There was speculation that the Supreme Court would rule that the federal judiciary has no role in settling those disputes, producing a stalemate that would essentially be a win for Trump. A federal appellate court came to a similar conclusion in a separate case concerning the House’s subpoena of former White House counsel Don McGahn.
The Supreme Court, instead, went the “exact opposite direction,” Wright said..
“They created a very heavy judicial set of tests that they’re going to be involved in,” Wright said.
The upshot for Congress of Thursday’s Supreme Court decision is that it may want to more seriously consider the other options it has for getting compliance with its subpoenas. Those tools include attaching subpoena compliance to funding or other must-pass legislation, though such an approach comes with political risks and only works if both chambers are on the same page.

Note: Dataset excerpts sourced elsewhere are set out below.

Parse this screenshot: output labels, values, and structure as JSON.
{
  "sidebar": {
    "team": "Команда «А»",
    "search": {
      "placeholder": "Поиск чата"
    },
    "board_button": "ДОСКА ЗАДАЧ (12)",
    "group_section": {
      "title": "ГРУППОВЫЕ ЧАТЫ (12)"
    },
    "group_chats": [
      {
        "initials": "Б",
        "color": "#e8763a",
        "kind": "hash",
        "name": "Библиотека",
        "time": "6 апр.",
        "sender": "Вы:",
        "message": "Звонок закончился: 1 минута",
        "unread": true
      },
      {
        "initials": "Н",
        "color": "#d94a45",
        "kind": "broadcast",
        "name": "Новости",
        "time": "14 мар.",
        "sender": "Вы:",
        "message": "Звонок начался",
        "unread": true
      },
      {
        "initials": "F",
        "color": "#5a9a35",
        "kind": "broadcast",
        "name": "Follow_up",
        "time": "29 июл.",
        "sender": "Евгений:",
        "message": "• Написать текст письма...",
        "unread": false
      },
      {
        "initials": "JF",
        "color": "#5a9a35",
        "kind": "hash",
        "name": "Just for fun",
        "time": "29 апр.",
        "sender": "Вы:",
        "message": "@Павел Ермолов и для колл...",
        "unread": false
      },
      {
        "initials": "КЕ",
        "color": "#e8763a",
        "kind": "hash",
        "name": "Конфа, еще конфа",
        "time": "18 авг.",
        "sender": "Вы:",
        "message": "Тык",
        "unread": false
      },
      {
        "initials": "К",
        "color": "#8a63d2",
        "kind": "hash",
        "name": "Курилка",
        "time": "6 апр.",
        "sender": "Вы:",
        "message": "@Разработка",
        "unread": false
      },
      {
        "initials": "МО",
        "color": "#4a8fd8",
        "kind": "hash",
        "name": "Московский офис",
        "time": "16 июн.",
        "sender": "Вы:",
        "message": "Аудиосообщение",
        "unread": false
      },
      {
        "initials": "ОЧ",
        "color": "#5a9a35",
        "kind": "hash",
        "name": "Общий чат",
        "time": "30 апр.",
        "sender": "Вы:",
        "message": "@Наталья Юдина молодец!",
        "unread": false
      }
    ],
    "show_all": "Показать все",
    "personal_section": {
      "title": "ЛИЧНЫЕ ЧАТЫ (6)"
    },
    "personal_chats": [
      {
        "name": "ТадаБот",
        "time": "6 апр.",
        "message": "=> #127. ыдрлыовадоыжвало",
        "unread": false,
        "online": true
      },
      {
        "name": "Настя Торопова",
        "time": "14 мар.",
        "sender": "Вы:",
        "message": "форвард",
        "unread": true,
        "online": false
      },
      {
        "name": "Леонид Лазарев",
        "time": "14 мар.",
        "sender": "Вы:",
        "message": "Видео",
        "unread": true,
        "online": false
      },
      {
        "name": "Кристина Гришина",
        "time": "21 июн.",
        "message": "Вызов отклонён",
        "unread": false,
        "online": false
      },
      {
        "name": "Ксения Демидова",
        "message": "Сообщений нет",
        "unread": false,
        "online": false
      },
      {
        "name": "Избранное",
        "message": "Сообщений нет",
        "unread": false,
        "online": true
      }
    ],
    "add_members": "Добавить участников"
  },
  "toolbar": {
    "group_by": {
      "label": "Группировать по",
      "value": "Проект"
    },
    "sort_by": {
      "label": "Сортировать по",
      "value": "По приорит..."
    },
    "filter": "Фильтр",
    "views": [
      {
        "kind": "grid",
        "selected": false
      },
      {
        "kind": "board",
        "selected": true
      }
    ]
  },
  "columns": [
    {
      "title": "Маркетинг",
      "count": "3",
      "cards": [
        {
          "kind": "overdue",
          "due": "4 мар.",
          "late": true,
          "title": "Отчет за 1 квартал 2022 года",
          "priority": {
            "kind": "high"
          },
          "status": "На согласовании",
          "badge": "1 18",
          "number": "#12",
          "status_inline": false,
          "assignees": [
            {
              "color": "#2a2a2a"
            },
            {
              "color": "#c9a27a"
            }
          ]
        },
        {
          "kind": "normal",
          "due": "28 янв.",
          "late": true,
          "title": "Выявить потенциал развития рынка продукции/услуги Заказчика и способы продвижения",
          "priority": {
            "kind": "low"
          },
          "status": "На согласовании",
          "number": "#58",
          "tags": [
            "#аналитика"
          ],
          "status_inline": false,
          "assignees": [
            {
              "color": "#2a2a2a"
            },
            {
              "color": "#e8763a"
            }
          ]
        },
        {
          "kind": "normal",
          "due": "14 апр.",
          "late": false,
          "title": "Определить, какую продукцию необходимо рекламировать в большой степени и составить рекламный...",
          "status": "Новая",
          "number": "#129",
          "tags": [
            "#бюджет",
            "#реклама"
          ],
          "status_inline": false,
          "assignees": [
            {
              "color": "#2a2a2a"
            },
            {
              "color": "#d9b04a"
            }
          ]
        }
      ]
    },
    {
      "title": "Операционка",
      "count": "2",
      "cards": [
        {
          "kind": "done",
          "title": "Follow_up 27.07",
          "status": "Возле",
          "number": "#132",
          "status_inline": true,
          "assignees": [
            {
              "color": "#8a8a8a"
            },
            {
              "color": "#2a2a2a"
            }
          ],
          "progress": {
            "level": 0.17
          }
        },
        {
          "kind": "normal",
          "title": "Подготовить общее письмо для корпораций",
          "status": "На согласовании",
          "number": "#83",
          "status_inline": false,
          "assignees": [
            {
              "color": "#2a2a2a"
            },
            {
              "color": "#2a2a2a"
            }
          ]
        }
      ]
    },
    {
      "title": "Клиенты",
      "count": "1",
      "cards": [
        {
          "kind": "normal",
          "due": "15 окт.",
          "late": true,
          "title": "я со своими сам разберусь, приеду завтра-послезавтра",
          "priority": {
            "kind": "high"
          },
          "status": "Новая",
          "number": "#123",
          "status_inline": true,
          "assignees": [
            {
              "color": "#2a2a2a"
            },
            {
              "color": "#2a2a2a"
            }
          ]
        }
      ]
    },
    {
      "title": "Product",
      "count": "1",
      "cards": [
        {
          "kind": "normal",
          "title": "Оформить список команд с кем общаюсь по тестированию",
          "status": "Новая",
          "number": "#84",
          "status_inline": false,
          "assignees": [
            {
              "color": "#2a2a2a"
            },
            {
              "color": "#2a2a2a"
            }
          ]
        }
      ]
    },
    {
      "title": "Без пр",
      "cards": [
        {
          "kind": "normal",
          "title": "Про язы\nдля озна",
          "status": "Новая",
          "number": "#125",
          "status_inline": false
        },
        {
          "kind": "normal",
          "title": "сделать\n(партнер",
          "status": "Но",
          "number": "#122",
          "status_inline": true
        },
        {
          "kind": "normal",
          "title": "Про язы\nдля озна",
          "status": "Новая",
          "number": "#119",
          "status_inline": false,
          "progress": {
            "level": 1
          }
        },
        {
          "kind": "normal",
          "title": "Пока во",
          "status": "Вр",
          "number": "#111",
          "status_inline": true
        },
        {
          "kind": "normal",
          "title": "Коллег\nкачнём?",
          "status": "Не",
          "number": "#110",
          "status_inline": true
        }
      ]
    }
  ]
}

Congress could also pass rules for the judiciary that would expedite cases dealing with subpoena disputes so that the “delay tactics are not that effective,” Turberville said.
To some, the delay caused by the decision itself qualifies as a clear win for President Trump, who prevailed in raising the bar for what Congress must show in order to get court enforcement of its subpoenas.
“That’s more or less a win, not because they won on the substance but because they won on there having to be a heightened standard,” said Jed Shugerman, a law professor at Fordham.